Yoga was my gateway practice. I initially started practicing because it was accessible, and I knew it had more to offer than just stretching. The teachings of Richard Freeman have easily been the most powerful for me, as they combine the depth and integrity of classical yoga with a modern understanding.
- Richard Freeman — The Mirror of Yoga (book) or The Yoga Matrix (audio)
- Michael Stone — A Guide to Yoga Philosophy for the Contemporary Practitioner
- I’d recommend the Radhakrishna translation of the Bhagavad Gita and the Edwin Bryant translation of the Yoga Sutras, though I found it was difficult to truly grasp their significance until I had a teacher to put it all in context. If you want to dive in, find a study group!
7. Honorable Mention
All of these are loosely connected to one of the previous categories, and are all worth checking out:
- Bhante Gunaratana — Mindfulness in Plain English. The first chapter offers one of the best answers to “why bother meditating” that I’ve encountered.
- Bhikkhu Analayo — Satipatthana: The Direct Path to Realization. The best book on the most important Buddhist meditation text (intermediate-level read).
- Byron Katie — Loving What Is. This brief PDF summarizes the essence of the book.

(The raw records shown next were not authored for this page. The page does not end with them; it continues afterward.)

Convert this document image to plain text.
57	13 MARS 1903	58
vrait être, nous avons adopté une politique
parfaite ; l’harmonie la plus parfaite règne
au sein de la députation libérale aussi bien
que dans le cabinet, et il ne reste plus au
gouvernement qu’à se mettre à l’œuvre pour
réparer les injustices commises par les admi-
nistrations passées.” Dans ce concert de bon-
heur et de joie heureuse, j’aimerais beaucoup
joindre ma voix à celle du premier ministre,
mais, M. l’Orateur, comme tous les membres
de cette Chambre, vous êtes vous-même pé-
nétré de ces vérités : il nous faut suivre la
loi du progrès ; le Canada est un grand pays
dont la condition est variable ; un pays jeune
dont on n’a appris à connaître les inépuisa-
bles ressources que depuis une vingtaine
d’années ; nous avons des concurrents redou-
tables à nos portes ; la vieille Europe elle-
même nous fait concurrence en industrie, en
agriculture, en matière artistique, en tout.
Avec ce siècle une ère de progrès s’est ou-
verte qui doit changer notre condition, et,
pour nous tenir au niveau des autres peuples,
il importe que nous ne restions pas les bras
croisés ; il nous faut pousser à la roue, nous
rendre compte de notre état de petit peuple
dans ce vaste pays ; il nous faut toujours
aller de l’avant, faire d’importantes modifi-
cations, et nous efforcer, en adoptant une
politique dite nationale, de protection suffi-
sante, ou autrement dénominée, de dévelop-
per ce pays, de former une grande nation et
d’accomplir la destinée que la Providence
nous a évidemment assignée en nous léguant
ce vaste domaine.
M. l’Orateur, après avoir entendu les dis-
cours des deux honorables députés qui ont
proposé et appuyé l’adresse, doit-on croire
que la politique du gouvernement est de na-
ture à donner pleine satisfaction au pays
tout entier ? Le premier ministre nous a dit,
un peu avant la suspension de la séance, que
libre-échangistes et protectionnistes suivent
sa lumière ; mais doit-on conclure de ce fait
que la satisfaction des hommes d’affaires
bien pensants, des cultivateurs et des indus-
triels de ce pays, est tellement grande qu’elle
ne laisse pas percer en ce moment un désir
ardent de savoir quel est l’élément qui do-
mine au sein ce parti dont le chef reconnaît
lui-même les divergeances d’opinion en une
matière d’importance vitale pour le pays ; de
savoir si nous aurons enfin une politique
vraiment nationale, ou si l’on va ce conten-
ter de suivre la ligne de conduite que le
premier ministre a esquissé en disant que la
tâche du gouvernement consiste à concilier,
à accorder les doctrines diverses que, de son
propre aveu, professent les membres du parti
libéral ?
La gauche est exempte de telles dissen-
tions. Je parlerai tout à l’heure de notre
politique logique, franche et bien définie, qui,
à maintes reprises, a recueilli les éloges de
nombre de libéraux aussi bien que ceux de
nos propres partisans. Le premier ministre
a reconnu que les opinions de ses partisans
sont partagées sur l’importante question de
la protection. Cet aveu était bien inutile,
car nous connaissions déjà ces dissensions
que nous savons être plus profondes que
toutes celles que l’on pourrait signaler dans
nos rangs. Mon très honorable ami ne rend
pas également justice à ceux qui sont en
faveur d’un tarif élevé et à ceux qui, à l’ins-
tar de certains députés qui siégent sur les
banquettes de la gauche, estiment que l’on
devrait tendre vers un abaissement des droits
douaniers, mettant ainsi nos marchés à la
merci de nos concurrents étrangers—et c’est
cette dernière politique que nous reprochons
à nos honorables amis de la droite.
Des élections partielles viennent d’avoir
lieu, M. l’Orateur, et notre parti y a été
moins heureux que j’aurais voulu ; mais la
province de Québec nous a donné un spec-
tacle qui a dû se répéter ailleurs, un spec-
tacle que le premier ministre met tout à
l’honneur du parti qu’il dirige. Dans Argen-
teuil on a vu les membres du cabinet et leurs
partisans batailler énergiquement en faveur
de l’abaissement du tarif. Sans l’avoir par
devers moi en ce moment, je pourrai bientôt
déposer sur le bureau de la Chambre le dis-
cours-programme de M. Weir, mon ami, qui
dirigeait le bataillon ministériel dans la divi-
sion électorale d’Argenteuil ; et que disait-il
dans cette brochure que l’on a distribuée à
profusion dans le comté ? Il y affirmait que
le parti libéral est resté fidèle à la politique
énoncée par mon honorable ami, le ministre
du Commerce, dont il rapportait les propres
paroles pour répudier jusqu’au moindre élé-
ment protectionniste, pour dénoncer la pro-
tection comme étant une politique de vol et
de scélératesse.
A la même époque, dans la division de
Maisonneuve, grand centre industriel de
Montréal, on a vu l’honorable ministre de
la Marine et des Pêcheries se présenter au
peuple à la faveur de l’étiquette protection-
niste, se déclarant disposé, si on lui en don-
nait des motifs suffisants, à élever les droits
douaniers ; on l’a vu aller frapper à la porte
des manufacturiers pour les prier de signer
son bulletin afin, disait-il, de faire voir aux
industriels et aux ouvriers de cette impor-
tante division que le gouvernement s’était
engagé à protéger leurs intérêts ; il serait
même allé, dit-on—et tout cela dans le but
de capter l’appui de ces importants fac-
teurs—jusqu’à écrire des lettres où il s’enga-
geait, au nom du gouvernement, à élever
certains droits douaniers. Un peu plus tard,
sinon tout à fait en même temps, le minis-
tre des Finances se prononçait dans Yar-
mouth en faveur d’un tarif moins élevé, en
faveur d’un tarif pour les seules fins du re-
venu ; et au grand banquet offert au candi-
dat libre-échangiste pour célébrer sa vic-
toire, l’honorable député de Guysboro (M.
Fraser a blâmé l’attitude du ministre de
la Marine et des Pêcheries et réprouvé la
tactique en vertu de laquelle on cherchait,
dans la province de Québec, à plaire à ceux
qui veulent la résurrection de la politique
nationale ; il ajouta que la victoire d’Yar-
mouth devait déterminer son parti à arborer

- Bhikku Bodhi — In the Buddha’s Words. The standard intro to the oldest Buddhist Scriptures.
- Ram Dass – Be Here Now
- Alan Watts — The Book on the Taboo of Being Who You Are
- Anthony de Mello — The Way to Love
- Marshall Rosenberg — Non-Violent Communication: A Language of Life
- Brene Brown — The Power of Vulnerability (audio series)
- Lao Tzu — Tao Te Ching (Stephen Mitchell Translation)
- Sharon Salzberg — Loving Kindness: The Revolutionary Art of Happiness
- B. Alan Wallace — The Attention Revolution
- Sam Harris — Waking Up: A Guide to Spirituality without Religion
- The Dalai Lama — The Art of Happiness. This was the first spiritual book I read, and is really great for the total beginner to Eastern spirituality.